The Department of Justice and the US Patent and Trademark Office sent a policy statement [PDF] today, suggesting that the International Trade Commission or ITC back away from enforcing "exclusion orders," which can kick a product off the US market in cases involving standards-based patents.

It's an important issue which just came up last week when the Federal Trade Commission closed its 19-month investigation of Google over antitrust issues. A variety of corporate patent battles have been moved to the ITC recently, including some of the biggest struggles over smartphones.

In closing that investigation, the FTC said that Google shouldn't ask for exclusion orders or injunctions on its standards-based patents.
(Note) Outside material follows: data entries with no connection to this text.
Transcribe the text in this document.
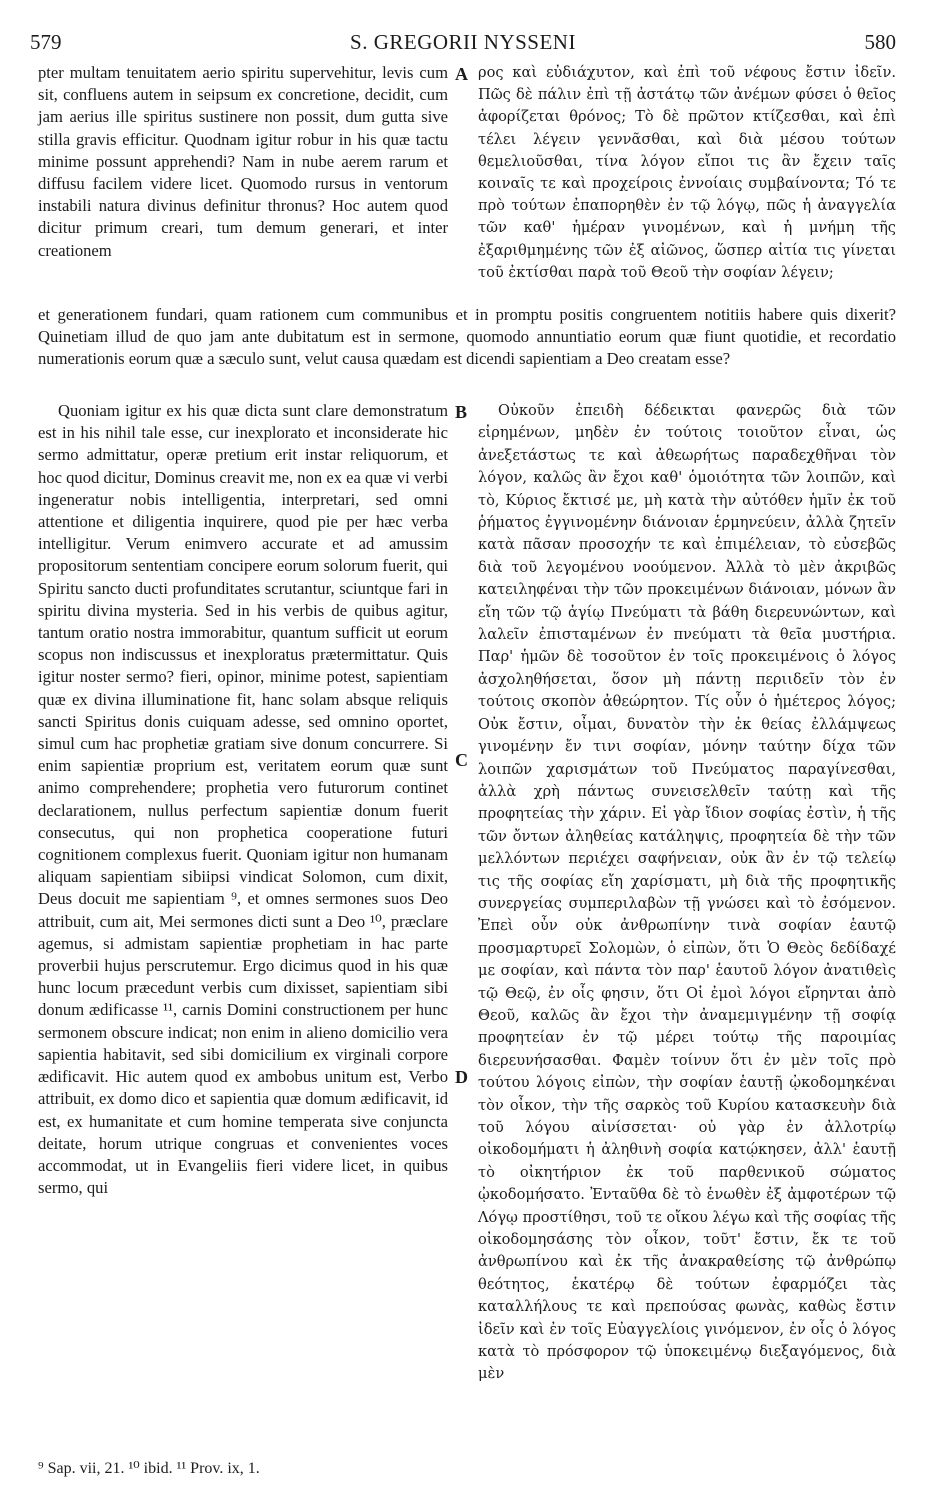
579	S. GREGORII NYSSENI	580

pter multam tenuitatem aerio spiritu supervehitur, levis cum sit, confluens autem in seipsum ex concretione, decidit, cum jam aerius ille spiritus sustinere non possit, dum gutta sive stilla gravis efficitur. Quodnam igitur robur in his quæ tactu minime possunt apprehendi? Nam in nube aerem rarum et diffusu facilem videre licet. Quomodo rursus in ventorum instabili natura divinus definitur thronus? Hoc autem quod dicitur primum creari, tum demum generari, et inter creationem

A ρος καὶ εὐδιάχυτον, καὶ ἐπὶ τοῦ νέφους ἔστιν ἰδεῖν. Πῶς δὲ πάλιν ἐπὶ τῇ ἀστάτῳ τῶν ἀνέμων φύσει ὁ θεῖος ἀφορίζεται θρόνος; Τὸ δὲ πρῶτον κτίζεσθαι, καὶ ἐπὶ τέλει λέγειν γεννᾶσθαι, καὶ διὰ μέσου τούτων θεμελιοῦσθαι, τίνα λόγον εἴποι τις ἂν ἔχειν ταῖς κοιναῖς τε καὶ προχείροις ἐννοίαις συμβαίνοντα; Τό τε πρὸ τούτων ἐπαπορηθὲν ἐν τῷ λόγῳ, πῶς ἡ ἀναγγελία τῶν καθ' ἡμέραν γινομένων, καὶ ἡ μνήμη τῆς ἐξαριθμημένης τῶν ἐξ αἰῶνος, ὥσπερ αἰτία τις γίνεται τοῦ ἐκτίσθαι παρὰ τοῦ Θεοῦ τὴν σοφίαν λέγειν;

et generationem fundari, quam rationem cum communibus et in promptu positis congruentem notitiis habere quis dixerit? Quinetiam illud de quo jam ante dubitatum est in sermone, quomodo annuntiatio eorum quæ fiunt quotidie, et recordatio numerationis eorum quæ a sæculo sunt, velut causa quædam est dicendi sapientiam a Deo creatam esse?

B

Quoniam igitur ex his quæ dicta sunt clare demonstratum est in his nihil tale esse, cur inexplorato et inconsiderate hic sermo admittatur, operæ pretium erit instar reliquorum, et hoc quod dicitur, Dominus creavit me, non ex ea quæ vi verbi ingeneratur nobis intelligentia, interpretari, sed omni attentione et diligentia inquirere, quod pie per hæc verba intelligitur. Verum enimvero accurate et ad amussim propositorum sententiam concipere eorum solorum fuerit, qui Spiritu sancto ducti profunditates scrutantur, sciuntque fari in spiritu divina mysteria. Sed in his verbis de quibus agitur, tantum oratio nostra immorabitur, quantum sufficit ut eorum scopus non indiscussus et inexploratus prætermittatur. Quis igitur noster sermo? fieri, opinor, minime potest, sapientiam quæ ex divina illuminatione fit, hanc solam absque reliquis sancti Spiritus donis cuiquam adesse, sed omnino oportet, simul cum hac prophetiæ gratiam sive donum concurrere. Si enim sapientiæ proprium est, veritatem eorum quæ sunt animo comprehendere; prophetia vero futurorum continet declarationem, nullus perfectum sapientiæ donum fuerit consecutus, qui non prophetica cooperatione futuri cognitionem complexus fuerit. Quoniam igitur non humanam aliquam sapientiam sibiipsi vindicat Solomon, cum dixit, Deus docuit me sapientiam ⁹, et omnes sermones suos Deo attribuit, cum ait, Mei sermones dicti sunt a Deo ¹⁰, præclare agemus, si admistam sapientiæ prophetiam in hac parte proverbii hujus perscrutemur. Ergo dicimus quod in his quæ hunc locum præcedunt verbis cum dixisset, sapientiam sibi donum ædificasse ¹¹, carnis Domini constructionem per hunc sermonem obscure indicat; non enim in alieno domicilio vera sapientia habitavit, sed sibi domicilium ex virginali corpore ædificavit. Hic autem quod ex ambobus unitum est, Verbo attribuit, ex domo dico et sapientia quæ domum ædificavit, id est, ex humanitate et cum homine temperata sive conjuncta deitate, horum utrique congruas et convenientes voces accommodat, ut in Evangeliis fieri videre licet, in quibus sermo, qui

Οὐκοῦν ἐπειδὴ δέδεικται φανερῶς διὰ τῶν εἰρημένων, μηδὲν ἐν τούτοις τοιοῦτον εἶναι, ὡς ἀνεξετάστως τε καὶ ἀθεωρήτως παραδεχθῆναι τὸν λόγον, καλῶς ἂν ἔχοι καθ' ὁμοιότητα τῶν λοιπῶν, καὶ τὸ, Κύριος ἔκτισέ με, μὴ κατὰ τὴν αὐτόθεν ἡμῖν ἐκ τοῦ ῥήματος ἐγγινομένην διάνοιαν ἑρμηνεύειν, ἀλλὰ ζητεῖν κατὰ πᾶσαν προσοχήν τε καὶ ἐπιμέλειαν, τὸ εὐσεβῶς διὰ τοῦ λεγομένου νοούμενον. Ἀλλὰ τὸ μὲν ἀκριβῶς κατειληφέναι τὴν τῶν προκειμένων διάνοιαν, μόνων ἂν εἴη τῶν τῷ ἁγίῳ Πνεύματι τὰ βάθη διερευνώντων, καὶ λαλεῖν ἐπισταμένων ἐν πνεύματι τὰ θεῖα μυστήρια. Παρ' ἡμῶν δὲ τοσοῦτον ἐν τοῖς προκειμένοις ὁ λόγος ἀσχοληθήσεται, ὅσον μὴ πάντῃ περιιδεῖν τὸν ἐν τούτοις σκοπὸν ἀθεώρητον. Τίς οὖν ὁ ἡμέτερος λόγος; Οὐκ ἔστιν, οἶμαι, δυνατὸν τὴν ἐκ θείας ἐλλάμψεως γινομένην ἔν τινι σοφίαν, μόνην ταύτην δίχα τῶν λοιπῶν χαρισμάτων τοῦ Πνεύματος παραγίνεσθαι, ἀλλὰ χρὴ πάντως συνεισελθεῖν ταύτῃ καὶ τῆς προφητείας τὴν χάριν. Εἰ γὰρ ἴδιον σοφίας ἐστὶν, ἡ τῆς τῶν ὄντων ἀληθείας κατάληψις, προφητεία δὲ τὴν τῶν μελλόντων περιέχει σαφήνειαν, οὐκ ἂν ἐν τῷ τελείῳ τις τῆς σοφίας εἴη χαρίσματι, μὴ διὰ τῆς προφητικῆς συνεργείας συμπεριλαβὼν τῇ γνώσει καὶ τὸ ἐσόμενον. Ἐπεὶ οὖν οὐκ ἀνθρωπίνην τινὰ σοφίαν ἑαυτῷ προσμαρτυρεῖ Σολομὼν, ὁ εἰπὼν, ὅτι Ὁ Θεὸς δεδίδαχέ με σοφίαν, καὶ πάντα τὸν παρ' ἑαυτοῦ λόγον ἀνατιθεὶς τῷ Θεῷ, ἐν οἷς φησιν, ὅτι Οἱ ἐμοὶ λόγοι εἴρηνται ἀπὸ Θεοῦ, καλῶς ἂν ἔχοι τὴν ἀναμεμιγμένην τῇ σοφίᾳ προφητείαν ἐν τῷ μέρει τούτῳ τῆς παροιμίας διερευνήσασθαι. Φαμὲν τοίνυν ὅτι ἐν μὲν τοῖς πρὸ τούτου λόγοις εἰπὼν, τὴν σοφίαν ἑαυτῇ ᾠκοδομηκέναι τὸν οἶκον, τὴν τῆς σαρκὸς τοῦ Κυρίου κατασκευὴν διὰ τοῦ λόγου αἰνίσσεται· οὐ γὰρ ἐν ἀλλοτρίῳ οἰκοδομήματι ἡ ἀληθινὴ σοφία κατῴκησεν, ἀλλ' ἑαυτῇ τὸ οἰκητήριον ἐκ τοῦ παρθενικοῦ σώματος ᾠκοδομήσατο. Ἐνταῦθα δὲ τὸ ἑνωθὲν ἐξ ἀμφοτέρων τῷ Λόγῳ προστίθησι, τοῦ τε οἴκου λέγω καὶ τῆς σοφίας τῆς οἰκοδομησάσης τὸν οἶκον, τοῦτ' ἔστιν, ἔκ τε τοῦ ἀνθρωπίνου καὶ ἐκ τῆς ἀνακραθείσης τῷ ἀνθρώπῳ θεότητος, ἑκατέρῳ δὲ τούτων ἐφαρμόζει τὰς καταλλήλους τε καὶ πρεπούσας φωνὰς, καθὼς ἔστιν ἰδεῖν καὶ ἐν τοῖς Εὐαγγελίοις γινόμενον, ἐν οἷς ὁ λόγος κατὰ τὸ πρόσφορον τῷ ὑποκειμένῳ διεξαγόμενος, διὰ μὲν

C
D
⁹ Sap. vii, 21. ¹⁰ ibid. ¹¹ Prov. ix, 1.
Andy Updegrove wrote about this as well:

Yesterday the Antitrust Division of the U.S. Department of Justice (DoJ) and the U.S. Patent Trademark Office (USPTO) united in issuing a rare joint policy statement on Remedies for Standards-Essential Patents Subject to Voluntary F/RAND Commitments. As the title suggests, the policy focuses on those patent claims that would be necessarily infringed by the implementation of a standard (so-called standards essential patents, or “SEPs”), where the owner of the claims has pledged to make the claims available on “fair, reasonable and non-discriminatory” (or “F/RAND”) terms. More specifically, the policy statement addresses the question of whether, and if so when, the owner of SEPs should be entitled to ask the International Trade Commission (ITC) for an injunction to bar the importation of products implementing the standard in question.

Until recently, the ITC rarely found itself in the limelight, as its purpose is to protect U.S. markets from unfair inroads by foreign commercial interests. One way it can do so is to protect the owners of U.S. patents from unauthorized foreign vendors when they seek to sell products into the U.S. that would infringe the U.S. patents. In such a case, the ITC has the poser to bar the importation of the goods until such time, if ever, as the vendor has acquired a patent license from the owner of the infringed patent claims on terms satisfactory to the owner.
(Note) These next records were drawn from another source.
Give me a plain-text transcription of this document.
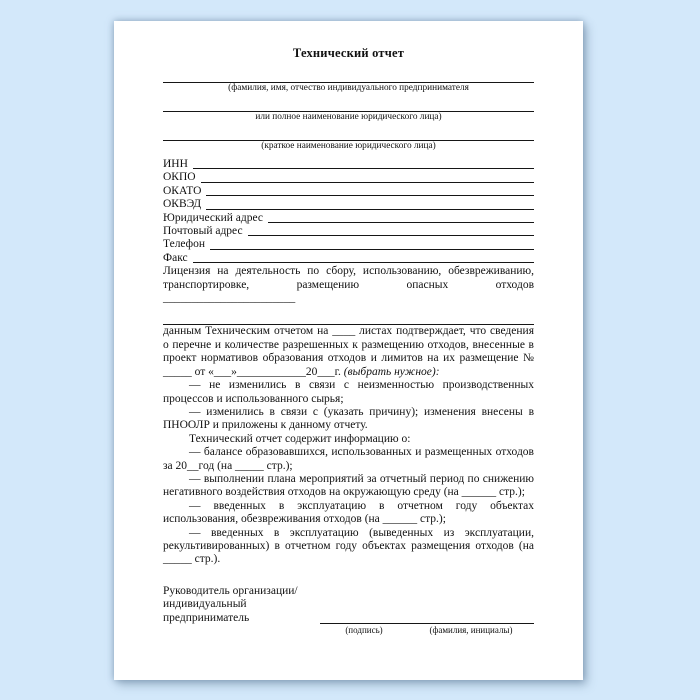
Технический отчет

(фамилия, имя, отчество индивидуального предпринимателя

или полное наименование юридического лица)

(краткое наименование юридического лица)

ИНН
ОКПО
ОКАТО
ОКВЭД
Юридический адрес
Почтовый адрес
Телефон
Факс

Лицензия на деятельность по сбору, использованию, обезвреживанию, транспортировке, размещению опасных отходов _______________________

данным Техническим отчетом на ____ листах подтверждает, что сведения о перечне и количестве разрешенных к размещению отходов, внесенные в проект нормативов образования отходов и лимитов на их размещение № _____ от «___»____________20___г. (выбрать нужное):

— не изменились в связи с неизменностью производственных процессов и использованного сырья;

— изменились в связи с (указать причину); изменения внесены в ПНООЛР и приложены к данному отчету.

Технический отчет содержит информацию о:

— балансе образовавшихся, использованных и размещенных отходов за 20__год (на _____ стр.);

— выполнении плана мероприятий за отчетный период по снижению негативного воздействия отходов на окружающую среду (на ______ стр.);

— введенных в эксплуатацию в отчетном году объектах использования, обезвреживания отходов (на ______ стр.);

— введенных в эксплуатацию (выведенных из эксплуатации, рекультивированных) в отчетном году объектах размещения отходов (на _____ стр.).

Руководитель организации/ индивидуальный предприниматель
(подпись)	(фамилия, инициалы)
Carlo Piana wrote an article about altogether stopping those patents and his strong opening goes like this:

"Patents are here to stay." This is the sort of statement that makes me uneasy. I guess in the 17th century the common wisdom was "slavery is here to stay." In the 18th century giving voting rights to women seemed absurd and foreseeing open borders between France and German was crazy talk in 1945. At a certain point, fortunately, those things changed for the better. Is it time to change the common wisdom on patents as well? Is the time ripe—will it ever be?—to utter the frightening word abolition? I do not have the privilege to know the answer, but I regard the question as a legitimate one. According to some patent experts, however, questioning the very existence of patents seems blasphemous.
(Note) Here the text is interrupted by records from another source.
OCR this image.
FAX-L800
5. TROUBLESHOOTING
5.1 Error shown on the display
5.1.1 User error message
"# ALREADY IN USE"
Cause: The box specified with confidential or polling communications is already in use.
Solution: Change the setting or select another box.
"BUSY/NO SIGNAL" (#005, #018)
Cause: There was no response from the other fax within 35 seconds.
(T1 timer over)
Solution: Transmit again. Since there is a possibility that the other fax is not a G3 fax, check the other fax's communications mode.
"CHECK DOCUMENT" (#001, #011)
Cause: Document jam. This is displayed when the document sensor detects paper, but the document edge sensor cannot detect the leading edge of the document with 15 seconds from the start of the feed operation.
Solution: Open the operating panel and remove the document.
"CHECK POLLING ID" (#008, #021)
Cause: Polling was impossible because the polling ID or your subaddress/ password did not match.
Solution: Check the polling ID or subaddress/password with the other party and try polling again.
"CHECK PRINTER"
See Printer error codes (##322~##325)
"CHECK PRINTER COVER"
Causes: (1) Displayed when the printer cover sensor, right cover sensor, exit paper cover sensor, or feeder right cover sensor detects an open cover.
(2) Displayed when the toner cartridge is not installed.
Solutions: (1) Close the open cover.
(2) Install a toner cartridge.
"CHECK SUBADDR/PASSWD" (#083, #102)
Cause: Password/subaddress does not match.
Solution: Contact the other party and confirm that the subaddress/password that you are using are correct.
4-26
In an increasingly-degrading system integrity that's designed to just suit corporations (like the USPTO does) we ought to expect no real reform, not without some major intervention. Officials who assassinate people against the principle of due process (including their own citizens), torture people and not releasing them when they are found innocent (abroad in order to dodge laws), and use secret services to crush protests against bankers are clearly corrupted by power. At home, FISA is passed to spy on domestic folks, NDAA allows the citizens to to be assassinated, tortured, and be indefinitely detained. So the software patents issue is part of a systemic issue. Here we have another case of ITC going Rambo for some parasite with patents:

InterDigital, known for owning a number of patents related to wireless products, has filed a complaint with the United States International Trade Commission against several technology firms.

Claiming they infringed seven of its patents, InterDigital has requested the ITC apply a ban on the U.S. import of products created by Samsung, Nokia, ZTE and Huawei.


With many rogue patents from giants like Sony [1, 2] and Microsoft we just know that things won't improve. Nothing will change unless legal action by the likes of the DOJ is taken. So the news about FRAND being challenged is a step in the right direction.